When asked about the AKP’s dissatisfaction with the statement, Öztürk said there are question marks about the process of seizing the alleged plan from the Ergenekon suspect.

"According to the court testimony of the suspect, he has had no gun since 1997, but 250 bullets were found in his office," he said. "Although he has all blue flies in his office, these documents are found in a white one. Although he has no CDs in his house, car and office, one CD was confiscated. These are all question marks."
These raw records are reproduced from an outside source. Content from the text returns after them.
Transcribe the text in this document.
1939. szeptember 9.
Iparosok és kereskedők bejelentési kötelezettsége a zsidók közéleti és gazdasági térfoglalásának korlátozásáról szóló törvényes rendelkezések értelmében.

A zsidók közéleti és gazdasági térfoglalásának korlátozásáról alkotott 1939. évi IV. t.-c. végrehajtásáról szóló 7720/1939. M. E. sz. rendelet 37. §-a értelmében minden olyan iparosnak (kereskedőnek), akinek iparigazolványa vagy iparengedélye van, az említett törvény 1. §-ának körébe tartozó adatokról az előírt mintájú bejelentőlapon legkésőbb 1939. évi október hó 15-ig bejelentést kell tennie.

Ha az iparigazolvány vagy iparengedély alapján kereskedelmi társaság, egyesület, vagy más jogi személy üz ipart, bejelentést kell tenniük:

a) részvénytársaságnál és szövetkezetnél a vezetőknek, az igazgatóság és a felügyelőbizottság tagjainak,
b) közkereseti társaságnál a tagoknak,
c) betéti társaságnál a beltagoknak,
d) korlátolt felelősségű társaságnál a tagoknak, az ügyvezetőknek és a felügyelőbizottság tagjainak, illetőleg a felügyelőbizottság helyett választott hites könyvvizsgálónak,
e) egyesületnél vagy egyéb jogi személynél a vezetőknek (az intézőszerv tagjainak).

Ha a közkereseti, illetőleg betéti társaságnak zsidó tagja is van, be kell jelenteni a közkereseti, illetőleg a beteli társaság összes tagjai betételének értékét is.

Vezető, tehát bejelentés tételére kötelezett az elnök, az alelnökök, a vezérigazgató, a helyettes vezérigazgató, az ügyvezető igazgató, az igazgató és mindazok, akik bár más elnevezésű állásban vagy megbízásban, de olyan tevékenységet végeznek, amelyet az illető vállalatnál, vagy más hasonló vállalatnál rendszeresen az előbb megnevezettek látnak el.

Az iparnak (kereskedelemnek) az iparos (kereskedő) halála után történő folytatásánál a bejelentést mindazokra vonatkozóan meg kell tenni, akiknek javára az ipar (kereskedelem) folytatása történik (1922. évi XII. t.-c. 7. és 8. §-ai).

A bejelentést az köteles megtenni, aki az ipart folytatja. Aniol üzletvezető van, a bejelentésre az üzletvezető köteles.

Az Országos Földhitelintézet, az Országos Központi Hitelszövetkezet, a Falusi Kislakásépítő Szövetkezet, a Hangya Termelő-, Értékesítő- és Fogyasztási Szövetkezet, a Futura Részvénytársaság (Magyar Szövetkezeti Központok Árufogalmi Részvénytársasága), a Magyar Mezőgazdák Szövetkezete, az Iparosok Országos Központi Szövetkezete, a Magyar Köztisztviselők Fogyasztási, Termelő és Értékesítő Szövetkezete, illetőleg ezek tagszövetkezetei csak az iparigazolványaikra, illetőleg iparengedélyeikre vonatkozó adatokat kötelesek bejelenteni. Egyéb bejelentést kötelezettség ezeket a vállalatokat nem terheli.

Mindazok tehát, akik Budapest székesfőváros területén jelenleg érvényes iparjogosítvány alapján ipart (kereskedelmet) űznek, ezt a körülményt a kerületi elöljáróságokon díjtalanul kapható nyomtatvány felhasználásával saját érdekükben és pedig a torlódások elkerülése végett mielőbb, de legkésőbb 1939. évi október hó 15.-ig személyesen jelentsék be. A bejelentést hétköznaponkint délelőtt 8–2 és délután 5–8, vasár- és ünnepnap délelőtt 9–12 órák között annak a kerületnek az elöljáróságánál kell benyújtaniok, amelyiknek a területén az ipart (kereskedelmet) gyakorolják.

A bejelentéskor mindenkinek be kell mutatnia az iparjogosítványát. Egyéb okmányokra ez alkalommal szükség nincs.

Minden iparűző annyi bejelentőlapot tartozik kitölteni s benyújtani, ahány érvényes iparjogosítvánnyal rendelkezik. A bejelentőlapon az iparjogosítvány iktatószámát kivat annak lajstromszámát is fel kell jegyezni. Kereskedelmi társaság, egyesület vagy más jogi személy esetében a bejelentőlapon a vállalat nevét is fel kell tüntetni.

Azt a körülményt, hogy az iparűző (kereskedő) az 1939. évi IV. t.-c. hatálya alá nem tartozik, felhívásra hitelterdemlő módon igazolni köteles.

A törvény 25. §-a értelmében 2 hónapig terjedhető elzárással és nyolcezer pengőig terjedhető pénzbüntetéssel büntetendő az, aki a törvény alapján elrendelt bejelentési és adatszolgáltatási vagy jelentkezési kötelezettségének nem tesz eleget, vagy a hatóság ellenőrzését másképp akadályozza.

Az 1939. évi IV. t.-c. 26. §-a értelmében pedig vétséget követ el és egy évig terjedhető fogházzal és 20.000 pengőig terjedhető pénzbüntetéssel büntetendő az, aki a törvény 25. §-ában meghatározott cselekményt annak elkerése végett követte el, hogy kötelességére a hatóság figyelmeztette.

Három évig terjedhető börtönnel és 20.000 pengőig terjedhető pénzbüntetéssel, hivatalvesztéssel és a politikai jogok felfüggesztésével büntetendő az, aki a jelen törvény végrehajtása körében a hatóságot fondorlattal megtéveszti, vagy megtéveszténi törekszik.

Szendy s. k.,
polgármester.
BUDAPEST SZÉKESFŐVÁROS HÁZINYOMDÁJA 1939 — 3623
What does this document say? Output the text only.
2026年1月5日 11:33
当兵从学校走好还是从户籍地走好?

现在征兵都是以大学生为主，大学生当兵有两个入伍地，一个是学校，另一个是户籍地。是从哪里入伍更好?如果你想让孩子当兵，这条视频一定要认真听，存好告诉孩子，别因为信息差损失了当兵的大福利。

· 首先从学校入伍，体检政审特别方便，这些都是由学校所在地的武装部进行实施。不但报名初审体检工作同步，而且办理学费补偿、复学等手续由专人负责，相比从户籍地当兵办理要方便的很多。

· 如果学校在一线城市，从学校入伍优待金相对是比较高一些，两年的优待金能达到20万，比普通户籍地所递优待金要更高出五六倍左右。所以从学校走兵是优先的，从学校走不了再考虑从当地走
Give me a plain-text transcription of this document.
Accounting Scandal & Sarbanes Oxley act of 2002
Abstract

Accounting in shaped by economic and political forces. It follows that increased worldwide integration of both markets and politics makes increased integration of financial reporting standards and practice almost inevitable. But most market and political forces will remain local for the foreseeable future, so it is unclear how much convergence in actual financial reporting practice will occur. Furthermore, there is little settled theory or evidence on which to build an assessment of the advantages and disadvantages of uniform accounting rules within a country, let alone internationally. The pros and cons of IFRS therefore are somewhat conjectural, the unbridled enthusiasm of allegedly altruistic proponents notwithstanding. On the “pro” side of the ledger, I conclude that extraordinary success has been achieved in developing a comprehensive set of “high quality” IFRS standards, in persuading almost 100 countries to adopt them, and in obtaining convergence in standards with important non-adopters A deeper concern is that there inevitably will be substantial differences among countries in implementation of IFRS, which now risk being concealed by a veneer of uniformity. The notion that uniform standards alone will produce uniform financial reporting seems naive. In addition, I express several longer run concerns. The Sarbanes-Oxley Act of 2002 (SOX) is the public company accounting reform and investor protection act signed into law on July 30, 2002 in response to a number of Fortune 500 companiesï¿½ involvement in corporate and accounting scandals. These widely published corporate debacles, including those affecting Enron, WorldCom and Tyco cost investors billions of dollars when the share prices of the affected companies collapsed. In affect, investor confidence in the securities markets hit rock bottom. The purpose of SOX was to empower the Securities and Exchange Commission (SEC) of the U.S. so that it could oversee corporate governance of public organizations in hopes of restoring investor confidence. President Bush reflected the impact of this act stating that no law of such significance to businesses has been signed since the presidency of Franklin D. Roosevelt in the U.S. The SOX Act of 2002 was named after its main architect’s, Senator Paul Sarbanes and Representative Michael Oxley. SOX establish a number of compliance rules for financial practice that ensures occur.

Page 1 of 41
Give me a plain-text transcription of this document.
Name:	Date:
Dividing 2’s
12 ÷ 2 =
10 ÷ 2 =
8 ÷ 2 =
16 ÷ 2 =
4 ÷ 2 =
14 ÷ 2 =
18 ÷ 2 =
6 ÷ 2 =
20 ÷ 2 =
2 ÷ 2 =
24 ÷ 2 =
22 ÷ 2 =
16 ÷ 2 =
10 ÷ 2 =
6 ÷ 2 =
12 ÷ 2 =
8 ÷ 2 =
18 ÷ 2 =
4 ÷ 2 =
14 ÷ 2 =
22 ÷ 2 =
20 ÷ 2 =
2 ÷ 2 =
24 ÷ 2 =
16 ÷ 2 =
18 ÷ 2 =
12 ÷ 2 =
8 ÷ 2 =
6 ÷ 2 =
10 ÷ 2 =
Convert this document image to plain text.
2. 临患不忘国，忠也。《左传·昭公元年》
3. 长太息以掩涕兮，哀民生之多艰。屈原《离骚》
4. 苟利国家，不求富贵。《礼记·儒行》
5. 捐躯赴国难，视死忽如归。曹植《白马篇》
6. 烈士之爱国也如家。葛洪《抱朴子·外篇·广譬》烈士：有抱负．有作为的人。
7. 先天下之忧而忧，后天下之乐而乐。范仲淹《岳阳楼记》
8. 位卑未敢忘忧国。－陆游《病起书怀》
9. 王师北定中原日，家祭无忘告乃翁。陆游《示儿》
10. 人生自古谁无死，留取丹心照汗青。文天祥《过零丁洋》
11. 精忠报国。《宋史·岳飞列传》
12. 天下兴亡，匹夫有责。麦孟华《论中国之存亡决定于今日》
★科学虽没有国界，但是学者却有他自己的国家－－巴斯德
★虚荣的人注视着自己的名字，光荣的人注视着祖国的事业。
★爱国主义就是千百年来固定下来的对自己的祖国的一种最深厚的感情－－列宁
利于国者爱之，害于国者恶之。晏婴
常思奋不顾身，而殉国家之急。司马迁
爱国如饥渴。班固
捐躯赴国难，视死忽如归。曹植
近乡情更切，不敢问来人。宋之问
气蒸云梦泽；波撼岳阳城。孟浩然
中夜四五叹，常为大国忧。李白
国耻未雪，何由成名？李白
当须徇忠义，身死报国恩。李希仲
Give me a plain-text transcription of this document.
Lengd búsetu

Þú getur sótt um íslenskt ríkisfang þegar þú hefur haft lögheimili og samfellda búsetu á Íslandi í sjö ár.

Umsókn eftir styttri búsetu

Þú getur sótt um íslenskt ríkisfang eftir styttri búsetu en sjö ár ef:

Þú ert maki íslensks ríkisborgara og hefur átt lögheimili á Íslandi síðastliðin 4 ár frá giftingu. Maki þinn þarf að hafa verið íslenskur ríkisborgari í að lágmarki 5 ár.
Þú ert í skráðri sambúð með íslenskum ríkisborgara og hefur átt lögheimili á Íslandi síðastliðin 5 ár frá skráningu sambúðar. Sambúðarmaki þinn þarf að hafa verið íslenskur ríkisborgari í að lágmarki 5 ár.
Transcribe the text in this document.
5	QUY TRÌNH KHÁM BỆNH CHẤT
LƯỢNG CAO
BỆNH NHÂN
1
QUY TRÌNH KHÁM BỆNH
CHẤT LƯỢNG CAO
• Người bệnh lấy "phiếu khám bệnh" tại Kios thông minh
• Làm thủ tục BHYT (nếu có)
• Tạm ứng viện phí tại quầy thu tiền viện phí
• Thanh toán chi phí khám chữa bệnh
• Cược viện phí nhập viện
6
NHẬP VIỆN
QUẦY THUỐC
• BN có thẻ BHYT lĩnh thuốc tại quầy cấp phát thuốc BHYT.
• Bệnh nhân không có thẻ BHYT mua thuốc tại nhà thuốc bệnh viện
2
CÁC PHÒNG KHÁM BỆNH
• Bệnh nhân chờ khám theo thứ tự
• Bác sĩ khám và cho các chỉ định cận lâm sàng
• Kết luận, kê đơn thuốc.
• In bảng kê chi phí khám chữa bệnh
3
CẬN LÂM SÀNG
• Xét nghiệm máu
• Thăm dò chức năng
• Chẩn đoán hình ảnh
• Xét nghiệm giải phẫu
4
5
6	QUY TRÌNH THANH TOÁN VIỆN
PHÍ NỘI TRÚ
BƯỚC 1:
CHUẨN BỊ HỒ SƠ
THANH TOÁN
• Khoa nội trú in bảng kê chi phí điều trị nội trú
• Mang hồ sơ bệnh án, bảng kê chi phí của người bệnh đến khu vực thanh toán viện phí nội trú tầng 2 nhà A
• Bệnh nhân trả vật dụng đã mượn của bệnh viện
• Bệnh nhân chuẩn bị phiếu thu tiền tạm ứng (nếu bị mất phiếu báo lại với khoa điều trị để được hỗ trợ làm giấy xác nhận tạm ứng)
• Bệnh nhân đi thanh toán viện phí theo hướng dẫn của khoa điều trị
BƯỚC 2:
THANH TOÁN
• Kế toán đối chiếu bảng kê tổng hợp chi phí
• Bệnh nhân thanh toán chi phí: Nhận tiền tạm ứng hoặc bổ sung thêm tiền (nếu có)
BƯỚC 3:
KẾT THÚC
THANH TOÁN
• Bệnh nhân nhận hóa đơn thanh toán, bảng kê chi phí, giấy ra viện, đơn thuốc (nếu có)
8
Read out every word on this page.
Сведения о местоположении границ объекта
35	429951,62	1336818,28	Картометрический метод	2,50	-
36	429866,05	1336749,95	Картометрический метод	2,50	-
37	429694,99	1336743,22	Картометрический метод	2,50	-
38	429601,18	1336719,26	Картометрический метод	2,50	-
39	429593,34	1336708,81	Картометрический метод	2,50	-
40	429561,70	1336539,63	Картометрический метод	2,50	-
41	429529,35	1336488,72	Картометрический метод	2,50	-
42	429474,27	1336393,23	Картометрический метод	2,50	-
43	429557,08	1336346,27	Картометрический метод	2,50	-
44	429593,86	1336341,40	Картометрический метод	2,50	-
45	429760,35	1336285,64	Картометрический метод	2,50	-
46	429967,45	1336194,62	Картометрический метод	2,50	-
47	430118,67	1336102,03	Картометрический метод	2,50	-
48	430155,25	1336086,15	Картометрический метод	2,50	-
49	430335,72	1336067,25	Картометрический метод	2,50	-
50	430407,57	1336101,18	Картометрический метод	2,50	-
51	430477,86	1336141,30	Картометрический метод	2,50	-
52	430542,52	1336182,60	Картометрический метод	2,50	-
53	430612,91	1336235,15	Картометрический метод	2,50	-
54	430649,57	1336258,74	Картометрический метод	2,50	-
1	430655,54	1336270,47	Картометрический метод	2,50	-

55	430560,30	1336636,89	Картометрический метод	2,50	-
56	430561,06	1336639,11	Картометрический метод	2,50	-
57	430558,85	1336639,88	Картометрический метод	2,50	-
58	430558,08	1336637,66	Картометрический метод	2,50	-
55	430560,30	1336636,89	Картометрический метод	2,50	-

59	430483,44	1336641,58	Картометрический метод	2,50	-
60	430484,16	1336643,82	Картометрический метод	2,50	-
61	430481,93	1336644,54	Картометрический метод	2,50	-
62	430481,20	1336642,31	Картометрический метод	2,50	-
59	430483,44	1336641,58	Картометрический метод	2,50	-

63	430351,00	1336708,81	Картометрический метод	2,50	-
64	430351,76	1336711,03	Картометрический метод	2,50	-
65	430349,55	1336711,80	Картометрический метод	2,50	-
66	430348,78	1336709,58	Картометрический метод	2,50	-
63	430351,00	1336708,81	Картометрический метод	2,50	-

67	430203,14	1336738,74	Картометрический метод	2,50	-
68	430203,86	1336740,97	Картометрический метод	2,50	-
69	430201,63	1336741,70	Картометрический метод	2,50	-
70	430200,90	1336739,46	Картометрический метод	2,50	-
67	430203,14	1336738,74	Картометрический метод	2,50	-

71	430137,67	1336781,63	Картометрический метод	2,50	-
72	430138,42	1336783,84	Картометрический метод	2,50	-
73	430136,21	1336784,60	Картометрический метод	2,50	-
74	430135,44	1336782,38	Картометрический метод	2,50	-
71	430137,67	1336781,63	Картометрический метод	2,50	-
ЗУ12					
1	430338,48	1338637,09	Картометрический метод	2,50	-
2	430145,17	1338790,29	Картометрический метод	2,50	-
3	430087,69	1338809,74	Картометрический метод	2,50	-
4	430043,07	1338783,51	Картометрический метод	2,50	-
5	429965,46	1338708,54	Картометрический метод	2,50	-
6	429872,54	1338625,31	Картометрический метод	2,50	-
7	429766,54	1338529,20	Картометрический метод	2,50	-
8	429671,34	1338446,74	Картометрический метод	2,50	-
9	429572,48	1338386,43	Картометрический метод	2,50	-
Columnist Mehmet Altan, speaking to private news channel HaberTürk, said the worries were increasing due to the military’s statement being unclear, although the identity of the person who is alleged to have written the document was clear. "There is the signature [of the person] who also prepared a memorandum," he said. "Is it that difficult? They say they ’were convinced’ [that it was not prepared within the military]; this increases the worries."

Military statement not aiding clarification
Journalist Fatih Altaylı disagreed, saying since the military said the document does not belong to the institution, for now there is no choice other than believing that statement. "For instance, an AKP member makes a critical statement, then the AKP says it is not the institutional statement of the party. This is like that," he said.

"Either this document is fake, or it is independent from the chain of command prepared within the military," Altaylı said. If the second option were correct, this would not stay as an individual action of a colonel, Altaylı said.

"It is a terrible mistake that the colonel dared to prepare this. If the military discharges officers because of fundamental religious movements, it should discharge officials because of this too."

The military’s statement has made no contribution toward clarifying the situation, said author Semih Hiçyılmaz. "If this document is true, it is so important. If it is not true, it is again so important," he said. "Those who are struggling for political power are trying to blur the minds of the masses."

Some experts also focused on the fact that, regardless of whether the document is fake or not, it exists. "If this is a slander against the military, it is critical that this slander suits the military. I hope we will see the days that people would say the military will never do that," Altaylı said.

Bayramoğlu agreed that what is of critical importance is establishing whether such a document exists since that is the main concern generated in this situation.